Built around 1897, the Buckland Building was designed to blend in with its neighbour u2013 but distinguished tenants have given it a history in its own right.
The Buckland Building shares a facade with Masonic House next door, and is almost indistinguishable from the other building. However, the Buckland Building was built in the late 1890s, more than a decade later than the 1885 Masonic House.
Today the Buckland Building can be differentiated from its western neighbour by its square ground-floor window bays, at the Gore Street end of the block.
In 1898 the then unnamed building was owned by the Auckland Harbour Board. A 50-year lease was subsequently granted to Sir Henry Brett and Thomas Wilson Leys, newspaper proprietors, printers and publishers. In 1900 their Auckland Star newspaper had the widest circulation of any newspaper in New Zealand.
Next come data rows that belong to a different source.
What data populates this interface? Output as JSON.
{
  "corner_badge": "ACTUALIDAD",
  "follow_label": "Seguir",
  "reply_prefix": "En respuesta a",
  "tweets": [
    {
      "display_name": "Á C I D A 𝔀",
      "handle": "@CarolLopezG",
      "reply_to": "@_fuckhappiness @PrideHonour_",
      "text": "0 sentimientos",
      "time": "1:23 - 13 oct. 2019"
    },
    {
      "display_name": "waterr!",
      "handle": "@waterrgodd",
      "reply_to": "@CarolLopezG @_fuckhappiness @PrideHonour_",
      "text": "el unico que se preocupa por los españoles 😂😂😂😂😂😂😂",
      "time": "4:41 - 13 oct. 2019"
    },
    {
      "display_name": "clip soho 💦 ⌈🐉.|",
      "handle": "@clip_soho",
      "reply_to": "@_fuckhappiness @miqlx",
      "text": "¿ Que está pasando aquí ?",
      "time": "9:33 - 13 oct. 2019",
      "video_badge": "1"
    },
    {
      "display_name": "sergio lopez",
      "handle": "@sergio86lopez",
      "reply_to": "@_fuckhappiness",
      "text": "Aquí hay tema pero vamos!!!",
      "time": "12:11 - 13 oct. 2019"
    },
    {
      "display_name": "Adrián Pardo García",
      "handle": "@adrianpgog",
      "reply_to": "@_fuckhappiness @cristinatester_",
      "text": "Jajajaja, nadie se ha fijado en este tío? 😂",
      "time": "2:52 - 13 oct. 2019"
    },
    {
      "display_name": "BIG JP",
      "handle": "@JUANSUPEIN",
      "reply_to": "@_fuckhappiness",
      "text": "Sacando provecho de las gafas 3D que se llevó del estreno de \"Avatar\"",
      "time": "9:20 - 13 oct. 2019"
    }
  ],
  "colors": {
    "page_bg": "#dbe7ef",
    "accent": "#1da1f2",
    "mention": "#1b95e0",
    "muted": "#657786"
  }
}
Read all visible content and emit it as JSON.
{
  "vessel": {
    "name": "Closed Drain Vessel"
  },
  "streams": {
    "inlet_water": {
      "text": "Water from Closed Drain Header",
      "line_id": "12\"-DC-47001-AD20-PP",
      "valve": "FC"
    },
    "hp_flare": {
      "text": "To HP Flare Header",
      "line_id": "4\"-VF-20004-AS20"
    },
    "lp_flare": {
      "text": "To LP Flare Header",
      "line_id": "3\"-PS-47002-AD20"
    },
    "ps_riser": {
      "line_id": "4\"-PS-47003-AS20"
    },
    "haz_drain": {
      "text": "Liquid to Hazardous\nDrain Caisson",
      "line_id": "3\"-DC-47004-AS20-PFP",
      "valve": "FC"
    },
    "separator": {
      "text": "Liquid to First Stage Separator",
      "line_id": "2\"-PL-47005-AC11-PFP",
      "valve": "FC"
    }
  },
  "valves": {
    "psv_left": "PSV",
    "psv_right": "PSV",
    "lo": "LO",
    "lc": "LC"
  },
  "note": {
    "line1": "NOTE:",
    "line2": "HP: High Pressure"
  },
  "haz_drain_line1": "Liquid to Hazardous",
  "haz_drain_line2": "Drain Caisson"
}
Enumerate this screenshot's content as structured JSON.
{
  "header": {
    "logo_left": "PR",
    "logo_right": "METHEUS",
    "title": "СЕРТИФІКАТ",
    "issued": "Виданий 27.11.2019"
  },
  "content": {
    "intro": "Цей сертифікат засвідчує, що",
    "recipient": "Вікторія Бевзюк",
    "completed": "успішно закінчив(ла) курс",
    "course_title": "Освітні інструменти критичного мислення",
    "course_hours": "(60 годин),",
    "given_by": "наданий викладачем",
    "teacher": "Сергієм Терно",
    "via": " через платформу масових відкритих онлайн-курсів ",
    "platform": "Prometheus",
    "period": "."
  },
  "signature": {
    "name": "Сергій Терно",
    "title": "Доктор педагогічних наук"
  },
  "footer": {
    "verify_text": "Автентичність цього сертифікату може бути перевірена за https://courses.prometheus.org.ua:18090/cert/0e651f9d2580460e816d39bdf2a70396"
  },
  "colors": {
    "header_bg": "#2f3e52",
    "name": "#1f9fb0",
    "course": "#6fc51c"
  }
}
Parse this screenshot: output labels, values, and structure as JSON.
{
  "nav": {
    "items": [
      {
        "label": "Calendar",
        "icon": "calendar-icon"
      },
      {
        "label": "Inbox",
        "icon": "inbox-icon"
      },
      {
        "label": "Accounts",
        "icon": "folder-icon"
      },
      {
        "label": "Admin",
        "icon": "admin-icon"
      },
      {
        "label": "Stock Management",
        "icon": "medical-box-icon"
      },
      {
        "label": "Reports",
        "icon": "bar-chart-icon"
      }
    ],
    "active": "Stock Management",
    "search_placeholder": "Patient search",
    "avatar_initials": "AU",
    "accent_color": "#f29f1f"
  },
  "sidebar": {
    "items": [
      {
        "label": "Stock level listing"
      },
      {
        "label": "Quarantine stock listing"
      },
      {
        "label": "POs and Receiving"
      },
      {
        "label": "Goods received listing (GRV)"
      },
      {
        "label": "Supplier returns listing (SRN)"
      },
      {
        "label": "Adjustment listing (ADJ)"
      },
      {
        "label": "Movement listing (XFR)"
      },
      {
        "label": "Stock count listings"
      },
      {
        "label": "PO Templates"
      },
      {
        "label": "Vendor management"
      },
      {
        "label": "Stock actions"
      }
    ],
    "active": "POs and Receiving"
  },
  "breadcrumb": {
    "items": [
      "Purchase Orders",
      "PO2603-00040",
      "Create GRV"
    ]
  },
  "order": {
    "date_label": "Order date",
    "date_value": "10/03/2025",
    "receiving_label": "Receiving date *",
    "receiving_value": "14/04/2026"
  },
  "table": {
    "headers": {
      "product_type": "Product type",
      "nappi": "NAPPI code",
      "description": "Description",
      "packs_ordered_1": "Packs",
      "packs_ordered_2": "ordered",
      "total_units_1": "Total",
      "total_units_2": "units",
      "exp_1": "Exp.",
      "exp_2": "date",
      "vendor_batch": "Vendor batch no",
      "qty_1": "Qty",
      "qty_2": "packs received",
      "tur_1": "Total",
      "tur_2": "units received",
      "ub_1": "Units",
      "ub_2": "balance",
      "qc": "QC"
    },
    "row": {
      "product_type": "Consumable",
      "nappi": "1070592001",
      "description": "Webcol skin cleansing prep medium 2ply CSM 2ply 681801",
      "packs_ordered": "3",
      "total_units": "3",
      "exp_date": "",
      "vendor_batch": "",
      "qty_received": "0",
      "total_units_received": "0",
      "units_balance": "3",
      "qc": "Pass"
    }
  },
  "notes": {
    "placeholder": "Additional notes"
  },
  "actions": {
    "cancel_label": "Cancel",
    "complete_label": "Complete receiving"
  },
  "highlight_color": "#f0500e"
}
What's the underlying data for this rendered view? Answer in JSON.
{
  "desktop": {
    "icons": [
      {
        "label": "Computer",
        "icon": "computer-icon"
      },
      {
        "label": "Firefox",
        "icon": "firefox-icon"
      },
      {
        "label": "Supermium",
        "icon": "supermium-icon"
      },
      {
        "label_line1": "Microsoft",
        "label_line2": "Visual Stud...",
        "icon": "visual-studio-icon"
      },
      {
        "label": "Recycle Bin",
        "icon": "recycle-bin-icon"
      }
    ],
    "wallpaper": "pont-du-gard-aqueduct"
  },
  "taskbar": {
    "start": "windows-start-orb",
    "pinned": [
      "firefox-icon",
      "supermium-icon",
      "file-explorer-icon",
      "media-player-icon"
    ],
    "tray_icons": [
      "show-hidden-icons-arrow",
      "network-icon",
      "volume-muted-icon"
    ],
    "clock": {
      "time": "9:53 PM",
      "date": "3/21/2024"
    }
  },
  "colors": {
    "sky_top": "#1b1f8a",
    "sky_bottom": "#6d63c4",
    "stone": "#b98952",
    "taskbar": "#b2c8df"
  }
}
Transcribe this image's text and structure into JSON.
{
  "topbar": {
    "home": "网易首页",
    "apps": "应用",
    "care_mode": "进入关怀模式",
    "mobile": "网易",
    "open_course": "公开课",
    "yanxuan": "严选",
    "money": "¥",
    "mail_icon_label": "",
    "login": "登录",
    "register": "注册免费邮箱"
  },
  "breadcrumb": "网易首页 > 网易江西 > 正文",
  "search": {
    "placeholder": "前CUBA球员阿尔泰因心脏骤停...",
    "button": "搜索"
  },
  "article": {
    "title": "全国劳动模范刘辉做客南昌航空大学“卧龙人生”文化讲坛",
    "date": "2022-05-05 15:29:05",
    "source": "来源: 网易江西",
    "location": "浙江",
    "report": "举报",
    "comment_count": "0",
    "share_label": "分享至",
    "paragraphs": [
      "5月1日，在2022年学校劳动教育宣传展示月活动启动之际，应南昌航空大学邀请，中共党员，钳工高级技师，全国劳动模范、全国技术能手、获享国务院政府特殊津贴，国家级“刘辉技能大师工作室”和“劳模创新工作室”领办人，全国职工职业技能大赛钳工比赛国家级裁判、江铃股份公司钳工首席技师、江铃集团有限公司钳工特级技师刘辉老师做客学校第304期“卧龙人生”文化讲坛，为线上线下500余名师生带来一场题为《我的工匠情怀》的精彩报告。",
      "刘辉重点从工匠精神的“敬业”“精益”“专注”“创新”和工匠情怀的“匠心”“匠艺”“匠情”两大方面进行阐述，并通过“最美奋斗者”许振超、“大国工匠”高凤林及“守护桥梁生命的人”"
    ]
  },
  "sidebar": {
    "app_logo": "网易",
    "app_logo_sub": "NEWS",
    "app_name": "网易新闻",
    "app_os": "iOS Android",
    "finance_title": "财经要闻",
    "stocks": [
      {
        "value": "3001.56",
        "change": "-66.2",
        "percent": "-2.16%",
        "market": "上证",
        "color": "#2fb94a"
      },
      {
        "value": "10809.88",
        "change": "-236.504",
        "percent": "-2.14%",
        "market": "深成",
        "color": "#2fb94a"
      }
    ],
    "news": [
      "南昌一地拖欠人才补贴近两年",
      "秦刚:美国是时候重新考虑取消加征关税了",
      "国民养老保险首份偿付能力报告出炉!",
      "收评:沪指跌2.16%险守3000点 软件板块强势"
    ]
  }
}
High-profile tenants and a name
Sir Henry had served briefly as Auckland’s mayor, and is also remembered for gifting the grand organ in Auckland’s Town Hall to the city. Leys, along with his brother William, made a substantial contribution towards the establishment of the Leys Institute library in Ponsonby.
The building had a variety of other leaseholders from 1922 to 1936, when engineering supplies business J. H. Buckland & Co Ltd took over the lower floors and gave the building its name. From 1936 to 1968 the New Womens Club (later named the Auckland Womens Forum) occupied the top floor.
Today the Buckland Building has been cleaned out and is leased to a variety of tenants on an interim basis, however in the near future, it will be fully renovated as part of the Britomart redevelopment program.